Showing posts with label W3C. Show all posts
Showing posts with label W3C. Show all posts

September 23, 2017

Confirmed: Piracy isn't harmful, and DRM isn't necessary

In a week where the EFF quit the World Wide Web Consortium in protest over W3C's latest DRM-friendly, consumer-hostile set of web standards, it's probably causing some angst to have this story getting attention.

As reported on TNW:
Back in 2014, the European Commission paid the Dutch consulting firm Ecorys 360,000 euros (about $428,000) to research the effect piracy had on sales of copyrighted content. The final report was finished in May 2015, but for some reason it was never published– according to Julia Reda’s blog, the only Pirate in the EU Parliament.
[...]
The 300-page report seems to suggest that there’s no evidence that supports the idea that piracy has a negative effect on sales of copyrighted content (with some exceptions for recently released blockbusters). The report states:
In general, the results do not show robust statistical evidence of displacement of sales by online copyright infringements. That does not necessarily mean that piracy has no effect but only that the statistical analysis does not prove with sufficient reliability that there is an effect. An exception is the displacement of recent top films. The results show a displacement rate of 40 per cent which means that for every ten recent top films watched illegally, four fewer films are consumed legally.
[...]
On her blog, Julia Reda says that a report like this is fundamental to discussions about copyright policies — where the general assumption is usually that piracy has a negative effect on rightsholders’ revenues. She also criticizes the Commissions reluctance to publish the report and says it probably wouldn’t have released it for several more years if it wasn’t for the access to documents request she filed in July.
So, W3C is deep in the pockets of corporations that want to DRM the whole internet, and the EU is hiding evidence that DRM isn't necessary, presumably at the behest of these same corporations? Quelle surprise!
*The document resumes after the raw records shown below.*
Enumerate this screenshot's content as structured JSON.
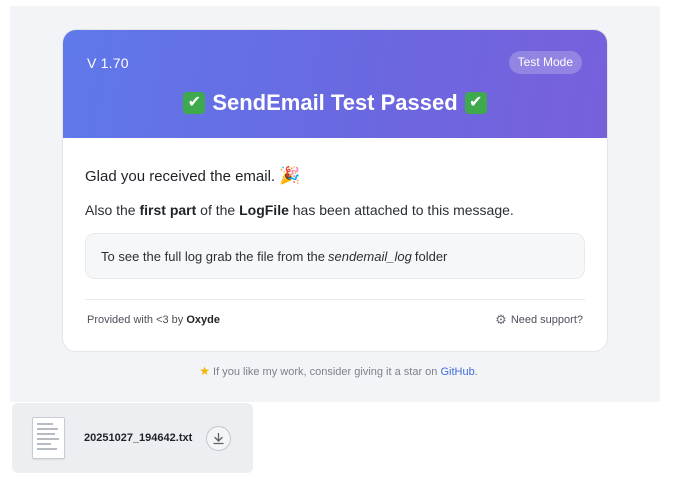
{
  "email": {
    "version": "V 1.70",
    "badge": "Test Mode",
    "headline": "SendEmail Test Passed",
    "greeting": "Glad you received the email.",
    "attach_line": {
      "prefix": "Also the ",
      "bold1": "first part",
      "middle": " of the ",
      "bold2": "LogFile",
      "suffix": " has been attached to this message."
    },
    "info": {
      "prefix": "To see the full log grab the file from the",
      "folder": "sendemail_log",
      "suffix": "folder"
    },
    "footer": {
      "provided_prefix": "Provided with <3 by ",
      "author": "Oxyde",
      "support": "Need support?"
    },
    "star_note": {
      "text": " If you like my work, consider giving it a star on ",
      "link": "GitHub",
      "end": "."
    }
  },
  "attachment": {
    "filename": "20251027_194642.txt",
    "icon": "text-file-icon",
    "action_icon": "download-icon"
  },
  "colors": {
    "header_start": "#5f79ea",
    "header_end": "#7860db",
    "check_green": "#3fa94d",
    "link": "#3f6fd8"
  }
}
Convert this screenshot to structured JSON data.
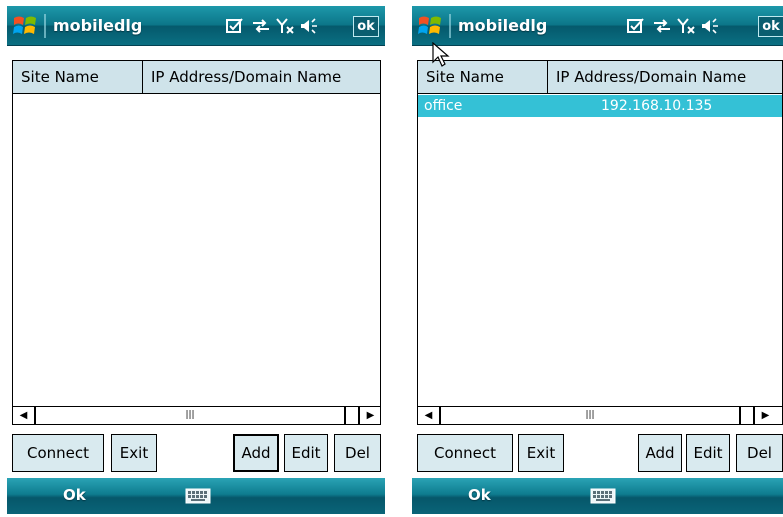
{
  "screens": [
    {
      "app_title": "mobiledlg",
      "ok_label": "ok",
      "list": {
        "columns": [
          "Site Name",
          "IP Address/Domain Name"
        ],
        "rows": []
      },
      "buttons": {
        "connect": "Connect",
        "exit": "Exit",
        "add": "Add",
        "edit": "Edit",
        "del": "Del"
      },
      "menu": {
        "left": "Ok"
      },
      "icons": [
        "windows-start-icon",
        "tasks-check-icon",
        "connectivity-arrows-icon",
        "signal-off-icon",
        "volume-icon",
        "keyboard-icon"
      ]
    },
    {
      "app_title": "mobiledlg",
      "ok_label": "ok",
      "list": {
        "columns": [
          "Site Name",
          "IP Address/Domain Name"
        ],
        "rows": [
          {
            "site": "office",
            "ip": "192.168.10.135",
            "selected": true
          }
        ]
      },
      "buttons": {
        "connect": "Connect",
        "exit": "Exit",
        "add": "Add",
        "edit": "Edit",
        "del": "Del"
      },
      "menu": {
        "left": "Ok"
      },
      "icons": [
        "windows-start-icon",
        "tasks-check-icon",
        "connectivity-arrows-icon",
        "signal-off-icon",
        "volume-icon",
        "keyboard-icon",
        "mouse-cursor-icon"
      ]
    }
  ],
  "colors": {
    "titlebar": "#0c7689",
    "header_fill": "#cfe3ea",
    "selection": "#34c1d6",
    "button_fill": "#d9eaef"
  }
}
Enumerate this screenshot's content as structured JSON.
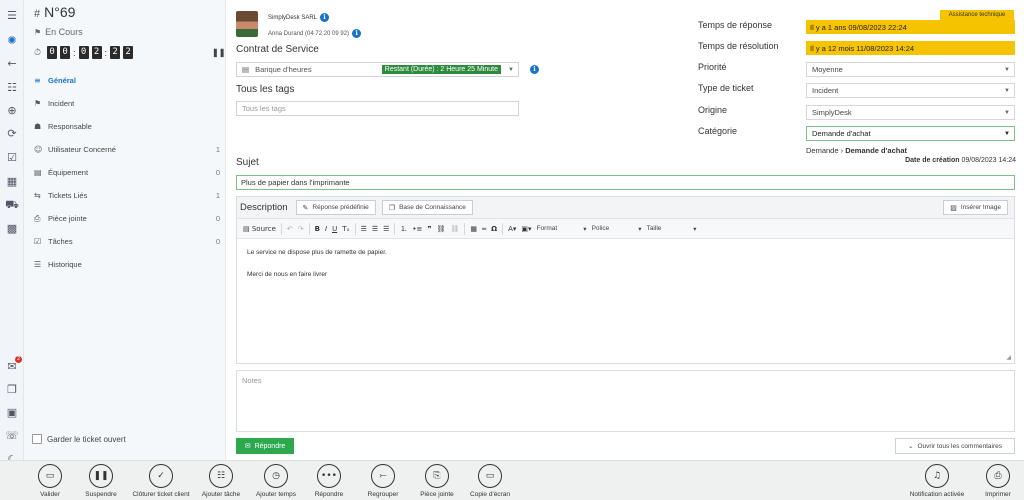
{
  "rail": {
    "icons": [
      "menu-icon",
      "brand-logo-icon",
      "back-arrow-icon",
      "contacts-icon",
      "add-icon",
      "refresh-icon",
      "checklist-icon",
      "qr-icon",
      "cart-icon",
      "grid-icon"
    ],
    "bottom_icons": [
      "chat-notification-icon",
      "book-icon",
      "inbox-icon",
      "comment-icon",
      "moon-icon",
      "user-avatar-icon"
    ],
    "notification_count": "2"
  },
  "sidebar": {
    "ticket_number": "N°69",
    "status": "En Cours",
    "timer": [
      "0",
      "0",
      "0",
      "2",
      "2",
      "2"
    ],
    "nav": [
      {
        "icon": "≡",
        "label": "Général",
        "count": "",
        "active": true
      },
      {
        "icon": "⚑",
        "label": "Incident",
        "count": ""
      },
      {
        "icon": "☗",
        "label": "Responsable",
        "count": ""
      },
      {
        "icon": "☺",
        "label": "Utilisateur Concerné",
        "count": "1"
      },
      {
        "icon": "▤",
        "label": "Équipement",
        "count": "0"
      },
      {
        "icon": "⇆",
        "label": "Tickets Liés",
        "count": "1"
      },
      {
        "icon": "⎙",
        "label": "Pièce jointe",
        "count": "0"
      },
      {
        "icon": "☑",
        "label": "Tâches",
        "count": "0"
      },
      {
        "icon": "☰",
        "label": "Historique",
        "count": ""
      }
    ],
    "keep_open_label": "Garder le ticket ouvert"
  },
  "header": {
    "company": "SimplyDesk SARL",
    "contact": "Anna Durand (04 72 20 09 92)"
  },
  "contract": {
    "label": "Contrat de Service",
    "value": "Banque d'heures",
    "remaining": "Restant (Durée) : 2 Heure 25 Minute"
  },
  "tags": {
    "label": "Tous les tags",
    "placeholder": "Tous les tags"
  },
  "details": {
    "assist_tag": "Assistance technique",
    "response_label": "Temps de réponse",
    "response_value": "Il y a 1 ans 09/08/2023 22:24",
    "resolution_label": "Temps de résolution",
    "resolution_value": "Il y a 12 mois 11/08/2023 14:24",
    "priority_label": "Priorité",
    "priority_value": "Moyenne",
    "type_label": "Type de ticket",
    "type_value": "Incident",
    "origin_label": "Origine",
    "origin_value": "SimplyDesk",
    "category_label": "Catégorie",
    "category_value": "Demande d'achat",
    "breadcrumb_parent": "Demande",
    "breadcrumb_child": "Demande d'achat",
    "created_label": "Date de création",
    "created_value": "09/08/2023 14:24"
  },
  "subject": {
    "label": "Sujet",
    "value": "Plus de papier dans l'imprimante"
  },
  "description": {
    "label": "Description",
    "predef_button": "Réponse prédéfinie",
    "kb_button": "Base de Connaissance",
    "insert_image": "Insérer Image",
    "toolbar": {
      "source": "Source",
      "format": "Format",
      "font": "Police",
      "size": "Taille"
    },
    "lines": [
      "Le service ne dispose plus de ramette de papier.",
      "Merci de nous en faire livrer"
    ]
  },
  "notes": {
    "placeholder": "Notes"
  },
  "reply_button": "Répondre",
  "open_comments": "Ouvrir tous les commentaires",
  "actions": [
    {
      "icon": "💾",
      "label": "Valider"
    },
    {
      "icon": "❚❚",
      "label": "Suspendre"
    },
    {
      "icon": "✓",
      "label": "Clôturer ticket client"
    },
    {
      "icon": "☷",
      "label": "Ajouter tâche"
    },
    {
      "icon": "⏱",
      "label": "Ajouter temps"
    },
    {
      "icon": "•••",
      "label": "Répondre"
    },
    {
      "icon": "⤚",
      "label": "Regrouper"
    },
    {
      "icon": "⎘",
      "label": "Pièce jointe"
    },
    {
      "icon": "▭",
      "label": "Copie d'écran"
    },
    {
      "icon": "🔔",
      "label": "Notification activée"
    },
    {
      "icon": "⎙",
      "label": "Imprimer"
    }
  ],
  "colors": {
    "accent": "#1a73c9",
    "warning": "#f6c300",
    "success": "#2ea84d"
  }
}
The hell of it is, there's not a lot that we can do about the situation. In a post-DMCA world, DRM-friendly laws, policies, and trade agreements have become the norm world wide, facts be damned. DRM hurts paying customers, while failing to stop piracy, and stopping piracy won't make these corporations any more profitable, but the EU doesn't care, and the W3C don't care, and there's just no obvious way for individual consumers to mobilize against either of them. Even the Electronic Frontier Foundation, who exist for exactly that reason, seem to have thrown in the towel, admitting that their attempts to reform this corrupt system from the inside just weren't working.

So, big corporations are going to DRM the entire internet in a bid to secure their own profits, even as it makes their customers less safe, does nothing to stop (or even slow) the actual pirates, and in spite of the fact that DRM isn't going to make them any more profitable. That is going to happen; the ground work has all been done. But when those same corporations try to tell you that they're trying to make the internet "better" in the process? That is a bald-faced lie. Don't believe a word of it.